What is a living trust?
A living trust is a legal document that replaces what you think of as your will. The living trust makes sure your assets go to the people you choose. It also avoids probate upon death or a conservatorship proceeding if you become incapacitated.
A living trust allows couples to eliminate or reduce taxes. In addition, setting up a trust gives you a complete picture of your assets and compels you to get your “financial house in order” to transfer the assets into the trust.
You should seriously consider a living trust if you either:
1. Own your own home or any other real property, or
2. Own over $150,000 in investments and other personal property.
You name yourself as trustee of your trust for your lifetime. You report to no one. You continue to control all your assets as before – to buy, sell, borrow against, give away, or do anything else you want to with your assets. In addition, you may change the trust any time.
A living trust enables your heirs to avoid probate if you set it up correctly and make sure most of your assets are listed in the trust.
For a married couple, holding their assets as joint tenants together avoids probate upon the death of the first of them. However, joint tenancy may have a high income tax cost to the surviving spouse. Furthermore, a major problem may arise when the second spouse dies, or if both spouses die together – a probate will be required at that point.

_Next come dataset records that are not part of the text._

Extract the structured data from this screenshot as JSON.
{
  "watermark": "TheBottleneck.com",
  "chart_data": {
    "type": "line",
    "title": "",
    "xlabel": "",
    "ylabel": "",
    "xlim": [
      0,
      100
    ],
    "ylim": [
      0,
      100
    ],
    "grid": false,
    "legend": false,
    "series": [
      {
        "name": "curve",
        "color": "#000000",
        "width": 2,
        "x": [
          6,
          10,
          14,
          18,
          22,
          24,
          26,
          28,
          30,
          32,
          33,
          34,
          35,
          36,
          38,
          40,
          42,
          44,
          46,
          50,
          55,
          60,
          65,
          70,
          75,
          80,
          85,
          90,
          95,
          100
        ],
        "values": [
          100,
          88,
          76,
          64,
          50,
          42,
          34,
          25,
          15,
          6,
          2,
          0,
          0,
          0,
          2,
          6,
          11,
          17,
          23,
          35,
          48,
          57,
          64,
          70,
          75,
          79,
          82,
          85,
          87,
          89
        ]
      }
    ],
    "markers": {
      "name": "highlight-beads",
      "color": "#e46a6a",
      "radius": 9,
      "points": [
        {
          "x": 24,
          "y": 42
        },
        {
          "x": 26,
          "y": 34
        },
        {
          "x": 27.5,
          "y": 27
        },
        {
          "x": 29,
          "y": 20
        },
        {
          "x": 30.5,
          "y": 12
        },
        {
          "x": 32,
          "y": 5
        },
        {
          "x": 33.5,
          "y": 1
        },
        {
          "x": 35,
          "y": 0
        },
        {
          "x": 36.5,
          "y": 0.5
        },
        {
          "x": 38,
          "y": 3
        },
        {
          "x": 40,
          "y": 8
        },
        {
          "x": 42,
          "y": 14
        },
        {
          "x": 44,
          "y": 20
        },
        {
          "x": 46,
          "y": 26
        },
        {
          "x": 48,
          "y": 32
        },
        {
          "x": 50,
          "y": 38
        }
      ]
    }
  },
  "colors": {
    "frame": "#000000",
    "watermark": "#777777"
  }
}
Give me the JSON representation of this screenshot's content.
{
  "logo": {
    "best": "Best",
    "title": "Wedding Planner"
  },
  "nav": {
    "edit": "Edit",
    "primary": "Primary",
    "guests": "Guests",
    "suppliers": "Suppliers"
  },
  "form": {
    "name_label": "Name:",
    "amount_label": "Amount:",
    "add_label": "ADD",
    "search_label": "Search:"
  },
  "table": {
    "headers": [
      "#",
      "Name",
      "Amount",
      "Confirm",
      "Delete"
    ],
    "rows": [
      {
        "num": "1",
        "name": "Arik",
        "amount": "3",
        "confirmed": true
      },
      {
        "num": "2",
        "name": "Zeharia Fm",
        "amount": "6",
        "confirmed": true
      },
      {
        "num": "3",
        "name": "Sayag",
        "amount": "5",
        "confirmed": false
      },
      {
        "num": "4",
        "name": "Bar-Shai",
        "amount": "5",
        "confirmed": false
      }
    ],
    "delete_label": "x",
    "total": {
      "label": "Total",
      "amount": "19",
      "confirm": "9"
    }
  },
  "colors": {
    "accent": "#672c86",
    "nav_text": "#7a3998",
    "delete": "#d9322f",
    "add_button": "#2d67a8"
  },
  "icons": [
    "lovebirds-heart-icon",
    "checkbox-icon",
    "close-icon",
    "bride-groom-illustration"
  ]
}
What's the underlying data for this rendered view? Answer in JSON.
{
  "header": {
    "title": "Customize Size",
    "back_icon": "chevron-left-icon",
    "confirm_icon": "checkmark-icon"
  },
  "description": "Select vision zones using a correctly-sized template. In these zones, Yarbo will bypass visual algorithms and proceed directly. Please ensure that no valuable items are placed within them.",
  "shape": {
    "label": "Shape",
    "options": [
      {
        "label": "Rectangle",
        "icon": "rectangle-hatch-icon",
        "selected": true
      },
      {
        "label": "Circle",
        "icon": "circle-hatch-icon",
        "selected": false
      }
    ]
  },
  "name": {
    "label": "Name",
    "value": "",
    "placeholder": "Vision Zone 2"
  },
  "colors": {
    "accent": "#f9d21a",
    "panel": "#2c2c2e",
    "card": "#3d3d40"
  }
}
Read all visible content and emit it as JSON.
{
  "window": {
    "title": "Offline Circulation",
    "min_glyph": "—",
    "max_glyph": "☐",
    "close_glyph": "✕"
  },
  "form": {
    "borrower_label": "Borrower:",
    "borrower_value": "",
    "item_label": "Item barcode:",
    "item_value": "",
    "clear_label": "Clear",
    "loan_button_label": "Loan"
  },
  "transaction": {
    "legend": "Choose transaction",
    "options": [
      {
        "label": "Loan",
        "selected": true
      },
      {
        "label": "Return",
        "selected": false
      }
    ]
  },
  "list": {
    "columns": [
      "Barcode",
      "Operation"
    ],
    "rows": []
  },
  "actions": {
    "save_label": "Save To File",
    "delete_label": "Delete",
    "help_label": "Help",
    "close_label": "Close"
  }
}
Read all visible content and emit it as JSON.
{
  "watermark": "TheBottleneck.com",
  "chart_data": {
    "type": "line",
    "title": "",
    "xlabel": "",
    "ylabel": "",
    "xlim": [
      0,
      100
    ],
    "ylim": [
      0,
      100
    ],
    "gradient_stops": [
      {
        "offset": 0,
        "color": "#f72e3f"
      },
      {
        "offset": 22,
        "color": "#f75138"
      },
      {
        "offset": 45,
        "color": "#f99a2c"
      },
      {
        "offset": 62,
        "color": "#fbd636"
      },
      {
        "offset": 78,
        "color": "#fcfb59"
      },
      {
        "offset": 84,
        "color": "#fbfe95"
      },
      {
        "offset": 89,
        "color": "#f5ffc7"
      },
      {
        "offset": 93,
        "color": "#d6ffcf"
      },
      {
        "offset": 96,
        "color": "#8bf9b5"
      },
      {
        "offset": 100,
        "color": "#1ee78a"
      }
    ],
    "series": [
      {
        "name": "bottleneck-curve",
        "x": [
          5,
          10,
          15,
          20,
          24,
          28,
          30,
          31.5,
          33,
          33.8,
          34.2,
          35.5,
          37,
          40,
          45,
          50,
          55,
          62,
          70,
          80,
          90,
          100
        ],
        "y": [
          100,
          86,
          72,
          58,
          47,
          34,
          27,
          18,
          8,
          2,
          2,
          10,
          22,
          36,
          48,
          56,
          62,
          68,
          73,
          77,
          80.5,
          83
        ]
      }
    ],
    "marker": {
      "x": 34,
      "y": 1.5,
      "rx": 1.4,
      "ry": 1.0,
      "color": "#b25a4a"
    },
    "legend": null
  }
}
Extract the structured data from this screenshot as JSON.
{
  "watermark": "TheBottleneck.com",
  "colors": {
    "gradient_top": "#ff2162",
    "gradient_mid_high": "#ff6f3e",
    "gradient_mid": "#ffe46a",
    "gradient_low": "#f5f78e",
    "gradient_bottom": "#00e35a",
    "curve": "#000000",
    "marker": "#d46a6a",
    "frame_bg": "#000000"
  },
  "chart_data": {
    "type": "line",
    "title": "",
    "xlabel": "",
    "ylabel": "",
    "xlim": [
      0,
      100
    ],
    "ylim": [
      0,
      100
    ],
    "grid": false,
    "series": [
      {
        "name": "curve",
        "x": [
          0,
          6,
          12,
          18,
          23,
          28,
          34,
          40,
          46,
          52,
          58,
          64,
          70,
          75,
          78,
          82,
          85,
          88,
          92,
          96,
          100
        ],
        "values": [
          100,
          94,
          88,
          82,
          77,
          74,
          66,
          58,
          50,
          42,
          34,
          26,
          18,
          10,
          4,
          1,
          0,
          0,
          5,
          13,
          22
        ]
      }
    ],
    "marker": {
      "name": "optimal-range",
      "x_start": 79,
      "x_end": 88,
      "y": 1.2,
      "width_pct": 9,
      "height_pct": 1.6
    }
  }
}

In addition, many problems are caused by owning property in joint tenancy with a child. For example, your child’s creditors might try to seize your property. Furthermore, at your death your property could end up going to only one of your children at the expense of your other children or grandchildren. A living trust can avoid all these problems.
The living trust is especially necessary when a husband and wife have children from prior marriages. Without proper estate planning, it is likely that the children of one of the spouses will end up with all of the couple’s property and the children of the other spouse will get nothing. A properly drawn living trust assures that the surviving spouse will be cared for, but then also assures that both sets of children will receive their rightful inheritance. A living trust is the only way to accomplish such goals and still avoid probate.
Tax benefits of a living trust
A living trust may allow a couple to effectively double the basic estate tax exemption ($5,450,000 in 2016 under present law, doubled to $10,900,000). This saves over $2,100,000 in death taxes. If you have a typical will which leaves everything to your surviving spouse, your children may have to pay up to over $2,100,000 in taxes that could have been avoided.
Cost of a Living Trust
A living trust does not cause any ongoing costs of management or administration. There are no additional attorney’s fees once the trust has been set up, unless later you want to amend the terms of the trust. You do not need to let us know or change any special trust list if you buy or sell trust assets in the future. In addition, please note that transferring assets to your living trust does not change your property taxes or how you file your income taxes.